DEAR MISS MANNERS: My boyfriend is heavily involved in the theater, and we attend shows together on a regular basis. Sometimes these are shows he is "required" to attend (because, for example, he has written them, or because he knows people performing in them), and sometimes they are pure entertainment.
Advertisement
Inevitably, I will be put into one of two uncomfortable situations. The first is at opening- or closing-night parties, where my boyfriend is usually one of the centers of attention. I am either brushed aside by admirers who wish to chat with him, or, if I make a point of staying nearby, utterly ignored. Even if he introduces me and I try to make conversation, no one even pretends to be interested in what I have to say. I am a very shy person, and introducing myself to people in other vicinities of the party does not seem an option.
The other situation is when we run into people he knows and they immediately begin "talking shop." I am not necessarily excluded here (unless we're already seated, and this person is seated on the other side of him from me), but it's clear I know nothing about what and whom they are talking about. My boyfriend will often say something such as, "Oh, we're being rude, talking business," but they will then go right on doing so.
I realize that these evenings, even when we go for pleasure, are "working events" for my boyfriend, and that schmoozing is important in his business. I always have the option of not going, but I love my boyfriend, and I love the theater, and there must be some sort of etiquette solution to keep the social discomfort at bay. I've considered taking a book to amuse myself until the curtain rises or it's time to go home.

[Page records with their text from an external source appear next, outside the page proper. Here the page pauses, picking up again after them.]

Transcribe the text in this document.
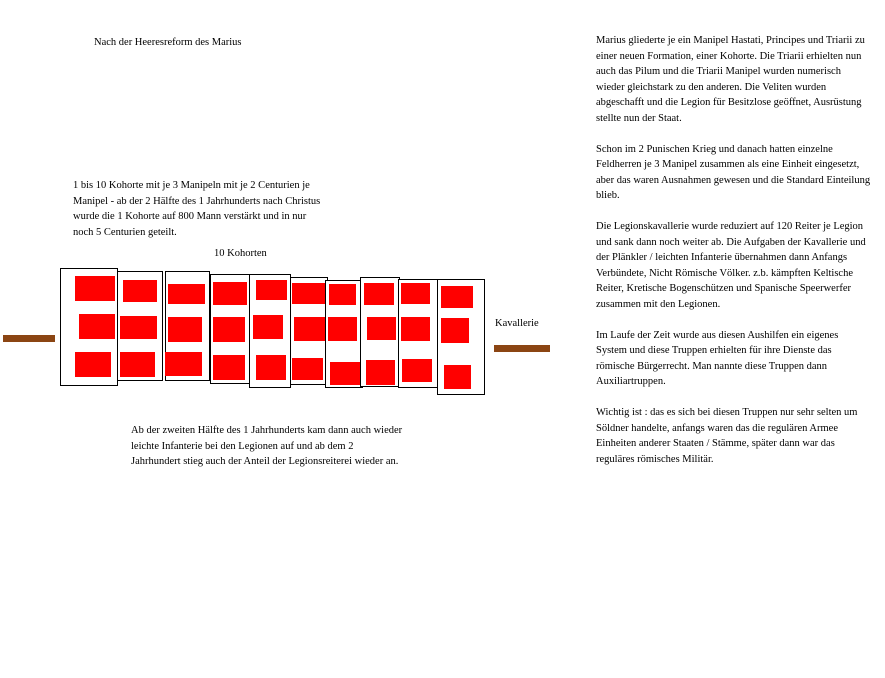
Nach der Heeresreform des Marius
1 bis 10 Kohorte mit je 3 Manipeln mit je 2 Centurien je
Manipel - ab der 2 Hälfte des 1 Jahrhunderts nach Christus
wurde die 1 Kohorte auf 800 Mann verstärkt und in nur
noch 5 Centurien geteilt.
10 Kohorten
Kavallerie
Ab der zweiten Hälfte des 1 Jahrhunderts kam dann auch wieder
leichte Infanterie bei den Legionen auf und ab dem 2
Jahrhundert stieg auch der Anteil der Legionsreiterei wieder an.

Marius gliederte je ein Manipel Hastati, Principes und Triarii zu einer neuen Formation, einer Kohorte. Die Triarii erhielten nun auch das Pilum und die Triarii Manipel wurden numerisch wieder gleichstark zu den anderen. Die Veliten wurden abgeschafft und die Legion für Besitzlose geöffnet, Ausrüstung stellte nun der Staat.

Schon im 2 Punischen Krieg und danach hatten einzelne Feldherren je 3 Manipel zusammen als eine Einheit eingesetzt, aber das waren Ausnahmen gewesen und die Standard Einteilung blieb.

Die Legionskavallerie wurde reduziert auf 120 Reiter je Legion und sank dann noch weiter ab. Die Aufgaben der Kavallerie und der Plänkler / leichten Infanterie übernahmen dann Anfangs Verbündete, Nicht Römische Völker. z.b. kämpften Keltische Reiter, Kretische Bogenschützen und Spanische Speerwerfer zusammen mit den Legionen.

Im Laufe der Zeit wurde aus diesen Aushilfen ein eigenes System und diese Truppen erhielten für ihre Dienste das römische Bürgerrecht. Man nannte diese Truppen dann Auxiliartruppen.

Wichtig ist : das es sich bei diesen Truppen nur sehr selten um Söldner handelte, anfangs waren das die regulären Armee Einheiten anderer Staaten / Stämme, später dann war das reguläres römisches Militär.
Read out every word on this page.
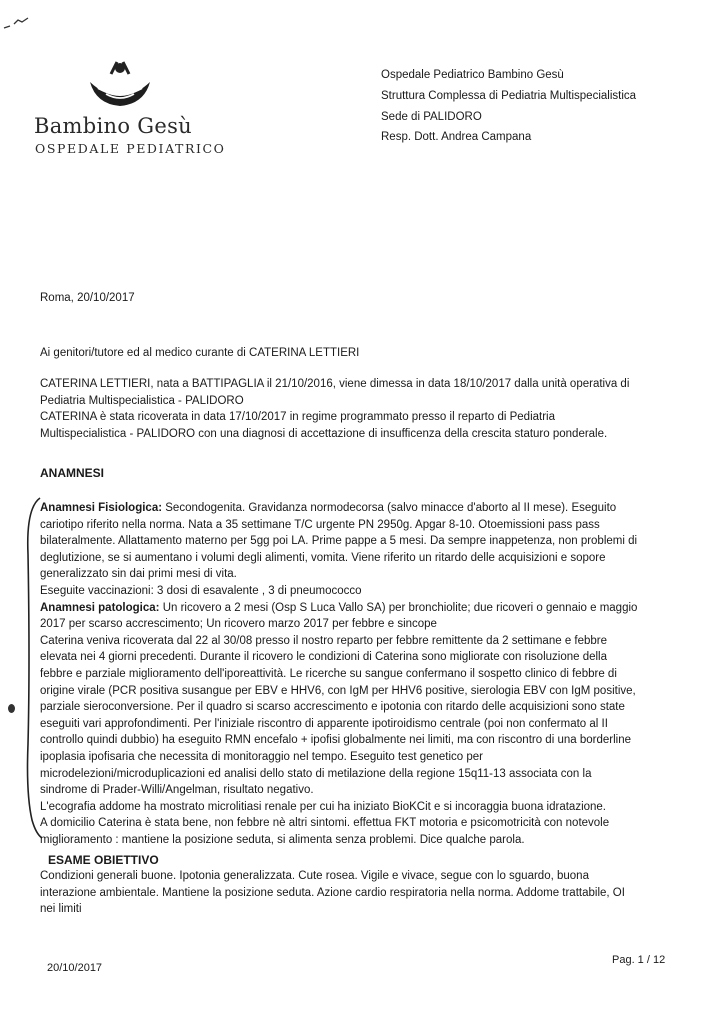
Bambino Gesù
OSPEDALE PEDIATRICO
Ospedale Pediatrico Bambino Gesù
Struttura Complessa di Pediatria Multispecialistica
Sede di PALIDORO
Resp. Dott. Andrea Campana
Roma, 20/10/2017
Ai genitori/tutore ed al medico curante di CATERINA LETTIERI
CATERINA LETTIERI, nata a BATTIPAGLIA il 21/10/2016, viene dimessa in data 18/10/2017 dalla unità operativa di
Pediatria Multispecialistica - PALIDORO
CATERINA è stata ricoverata in data 17/10/2017 in regime programmato presso il reparto di Pediatria
Multispecialistica - PALIDORO con una diagnosi di accettazione di insufficenza della crescita staturo ponderale.
ANAMNESI
Anamnesi Fisiologica: Secondogenita. Gravidanza normodecorsa (salvo minacce d'aborto al II mese). Eseguito
cariotipo riferito nella norma. Nata a 35 settimane T/C urgente PN 2950g. Apgar 8-10. Otoemissioni pass pass
bilateralmente. Allattamento materno per 5gg poi LA. Prime pappe a 5 mesi. Da sempre inappetenza, non problemi di
deglutizione, se si aumentano i volumi degli alimenti, vomita. Viene riferito un ritardo delle acquisizioni e sopore
generalizzato sin dai primi mesi di vita.
Eseguite vaccinazioni: 3 dosi di esavalente , 3 di pneumococco
Anamnesi patologica: Un ricovero a 2 mesi (Osp S Luca Vallo SA) per bronchiolite; due ricoveri o gennaio e maggio
2017 per scarso accrescimento; Un ricovero marzo 2017 per febbre e sincope
Caterina veniva ricoverata dal 22 al 30/08 presso il nostro reparto per febbre remittente da 2 settimane e febbre
elevata nei 4 giorni precedenti. Durante il ricovero le condizioni di Caterina sono migliorate con risoluzione della
febbre e parziale miglioramento dell'iporeattività. Le ricerche su sangue confermano il sospetto clinico di febbre di
origine virale (PCR positiva susangue per EBV e HHV6, con IgM per HHV6 positive, sierologia EBV con IgM positive,
parziale sieroconversione. Per il quadro si scarso accrescimento e ipotonia con ritardo delle acquisizioni sono state
eseguiti vari approfondimenti. Per l'iniziale riscontro di apparente ipotiroidismo centrale (poi non confermato al II
controllo quindi dubbio) ha eseguito RMN encefalo + ipofisi globalmente nei limiti, ma con riscontro di una borderline
ipoplasia ipofisaria che necessita di monitoraggio nel tempo. Eseguito test genetico per
microdelezioni/microduplicazioni ed analisi dello stato di metilazione della regione 15q11-13 associata con la
sindrome di Prader-Willi/Angelman, risultato negativo.
L'ecografia addome ha mostrato microlitiasi renale per cui ha iniziato BioKCit e si incoraggia buona idratazione.
A domicilio Caterina è stata bene, non febbre nè altri sintomi. effettua FKT motoria e psicomotricità con notevole
miglioramento : mantiene la posizione seduta, si alimenta senza problemi. Dice qualche parola.
ESAME OBIETTIVO
Condizioni generali buone. Ipotonia generalizzata. Cute rosea. Vigile e vivace, segue con lo sguardo, buona
interazione ambientale. Mantiene la posizione seduta. Azione cardio respiratoria nella norma. Addome trattabile, OI
nei limiti
20/10/2017
Pag. 1 / 12
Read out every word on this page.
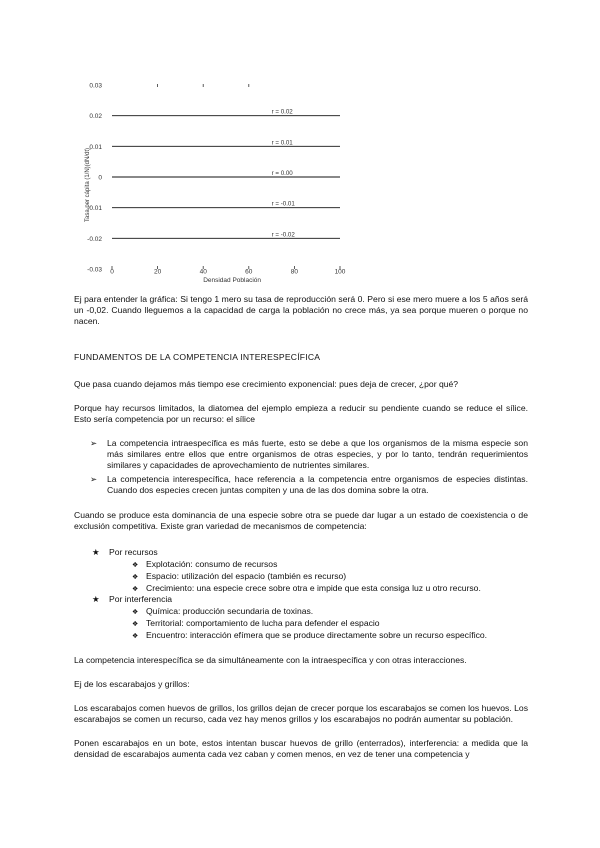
0.03
0.02
0.01
0
-0.01
-0.02
-0.03
r = 0.02
r = 0.01
r = 0.00
r = -0.01
r = -0.02
0	20	40	60	80	100
Densidad Población
Tasa per cápita (1/N)(dN/dt)
Ej para entender la gráfica: Si tengo 1 mero su tasa de reproducción será 0. Pero si ese mero muere a los 5 años será un -0,02. Cuando lleguemos a la capacidad de carga la población no crece más, ya sea porque mueren o porque no nacen.
FUNDAMENTOS DE LA COMPETENCIA INTERESPECÍFICA
Que pasa cuando dejamos más tiempo ese crecimiento exponencial: pues deja de crecer, ¿por qué?
Porque hay recursos limitados, la diatomea del ejemplo empieza a reducir su pendiente cuando se reduce el sílice. Esto sería competencia por un recurso: el sílice
➢	La competencia intraespecífica es más fuerte, esto se debe a que los organismos de la misma especie son más similares entre ellos que entre organismos de otras especies, y por lo tanto, tendrán requerimientos similares y capacidades de aprovechamiento de nutrientes similares.
➢	La competencia interespecífica, hace referencia a la competencia entre organismos de especies distintas. Cuando dos especies crecen juntas compiten y una de las dos domina sobre la otra.
Cuando se produce esta dominancia de una especie sobre otra se puede dar lugar a un estado de coexistencia o de exclusión competitiva. Existe gran variedad de mecanismos de competencia:
★ Por recursos
❖ Explotación: consumo de recursos
❖ Espacio: utilización del espacio (también es recurso)
❖ Crecimiento: una especie crece sobre otra e impide que esta consiga luz u otro recurso.
★ Por interferencia
❖ Química: producción secundaria de toxinas.
❖ Territorial: comportamiento de lucha para defender el espacio
❖ Encuentro: interacción efímera que se produce directamente sobre un recurso específico.
La competencia interespecífica se da simultáneamente con la intraespecífica y con otras interacciones.
Ej de los escarabajos y grillos:
Los escarabajos comen huevos de grillos, los grillos dejan de crecer porque los escarabajos se comen los huevos. Los escarabajos se comen un recurso, cada vez hay menos grillos y los escarabajos no podrán aumentar su población.
Ponen escarabajos en un bote, estos intentan buscar huevos de grillo (enterrados), interferencia: a medida que la densidad de escarabajos aumenta cada vez caban y comen menos, en vez de tener una competencia y
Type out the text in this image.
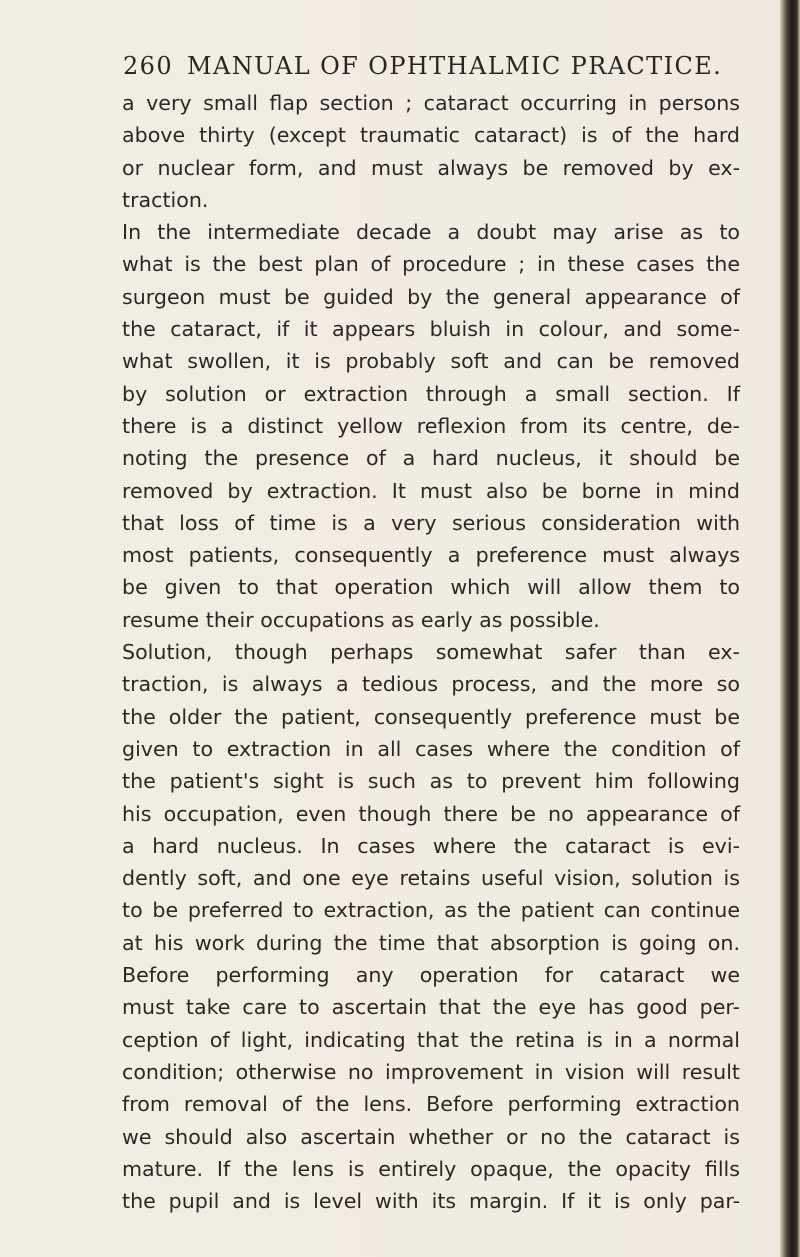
260 MANUAL OF OPHTHALMIC PRACTICE.
a very small flap section ; cataract occurring in persons
above thirty (except traumatic cataract) is of the hard
or nuclear form, and must always be removed by ex-
traction.
In the intermediate decade a doubt may arise as to
what is the best plan of procedure ; in these cases the
surgeon must be guided by the general appearance of
the cataract, if it appears bluish in colour, and some-
what swollen, it is probably soft and can be removed
by solution or extraction through a small section. If
there is a distinct yellow reflexion from its centre, de-
noting the presence of a hard nucleus, it should be
removed by extraction. It must also be borne in mind
that loss of time is a very serious consideration with
most patients, consequently a preference must always
be given to that operation which will allow them to
resume their occupations as early as possible.
Solution, though perhaps somewhat safer than ex-
traction, is always a tedious process, and the more so
the older the patient, consequently preference must be
given to extraction in all cases where the condition of
the patient's sight is such as to prevent him following
his occupation, even though there be no appearance of
a hard nucleus. In cases where the cataract is evi-
dently soft, and one eye retains useful vision, solution is
to be preferred to extraction, as the patient can continue
at his work during the time that absorption is going on.
Before performing any operation for cataract we
must take care to ascertain that the eye has good per-
ception of light, indicating that the retina is in a normal
condition; otherwise no improvement in vision will result
from removal of the lens. Before performing extraction
we should also ascertain whether or no the cataract is
mature. If the lens is entirely opaque, the opacity fills
the pupil and is level with its margin. If it is only par-
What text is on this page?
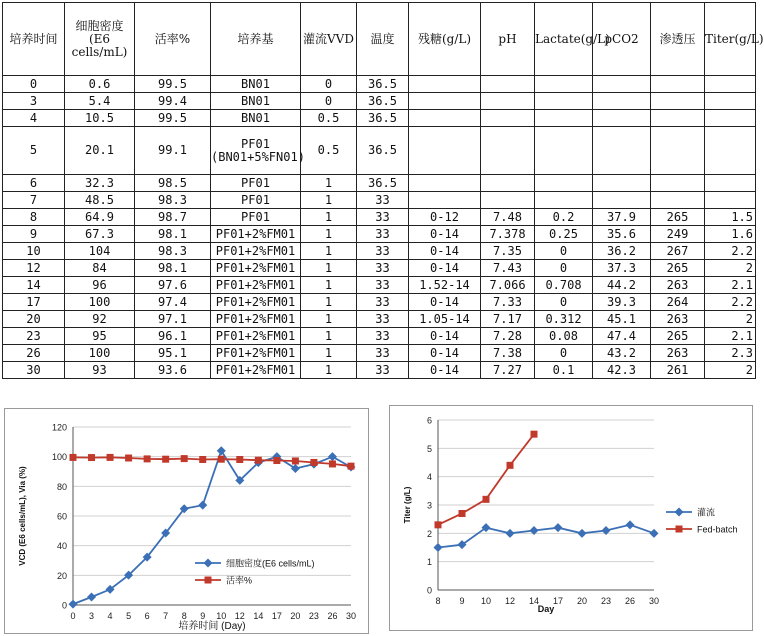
培养时间	细胞密度(E6 cells/mL)	活率%	培养基	灌流VVD	温度	残糖(g/L)	pH	Lactate(g/L)	pCO2	渗透压	Titer(g/L)
0	0.6	99.5	BN01	0	36.5						
3	5.4	99.4	BN01	0	36.5						
4	10.5	99.5	BN01	0.5	36.5						
5	20.1	99.1	PF01 (BN01+5%FN01)	0.5	36.5						
6	32.3	98.5	PF01	1	36.5						
7	48.5	98.3	PF01	1	33						
8	64.9	98.7	PF01	1	33	0-12	7.48	0.2	37.9	265	1.5
9	67.3	98.1	PF01+2%FM01	1	33	0-14	7.378	0.25	35.6	249	1.6
10	104	98.3	PF01+2%FM01	1	33	0-14	7.35	0	36.2	267	2.2
12	84	98.1	PF01+2%FM01	1	33	0-14	7.43	0	37.3	265	2
14	96	97.6	PF01+2%FM01	1	33	1.52-14	7.066	0.708	44.2	263	2.1
17	100	97.4	PF01+2%FM01	1	33	0-14	7.33	0	39.3	264	2.2
20	92	97.1	PF01+2%FM01	1	33	1.05-14	7.17	0.312	45.1	263	2
23	95	96.1	PF01+2%FM01	1	33	0-14	7.28	0.08	47.4	265	2.1
26	100	95.1	PF01+2%FM01	1	33	0-14	7.38	0	43.2	263	2.3
30	93	93.6	PF01+2%FM01	1	33	0-14	7.27	0.1	42.3	261	2
0
20
40
60
80
100
120
0 3 4 5 6 7 8 9 10 12 14 17 20 23 26 30
VCD (E6 cells/mL), Via (%)
培养时间 (Day)
细胞密度(E6 cells/mL)
活率%
0
1
2
3
4
5
6
8 9 10 12 14 17 20 23 26 30
Titer (g/L)
Day
灌流
Fed-batch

GENTLE READER: Whatever actors may think, there are times when we have to let others occupy the spotlight and gracefully assume supporting roles. Unless the gentleman is manifestly bored at events connected with your occupations or interests (and reading a book when out socially is a dramatic way of displaying boredom), it does not strike Miss Manners as an unreasonable arrangement.
It need not be a nonspeaking part, however. If you open dialogues with others in supporting roles and toss compliments at others in the spotlight, you will soon receive raves of your own.
DEAR MISS MANNERS: Recently, a good friend of mine had a first birthday party for her twin boys. It was a barbecue lunch followed by cake. There was a good crowd of family and friends, about 25 adults, who came to celebrate.
One thing that struck me as rather odd and inappropriate is that they did not open up the gifts while everyone was there. They must have thought they would just do it in the "privacy of their own home." I thought this was rude.
Am I overreacting? I just felt that if people came bearing gifts to celebrate that the gifts should be opened and acknowledged in person rather than a short note of thanks in the mail three weeks later. What do you think?
GENTLE READER: That your reaction is not so much going over the top as it is heading in the wrong direction. Not to make a display of opening presents for a child too small to take notice of them indicates a sense of restraint, while writing letters of thanks indicates a higher degree of gratitude than only doing so on the spot. Miss Manners will thank you not to harbor unauthorized thoughts of this being rude.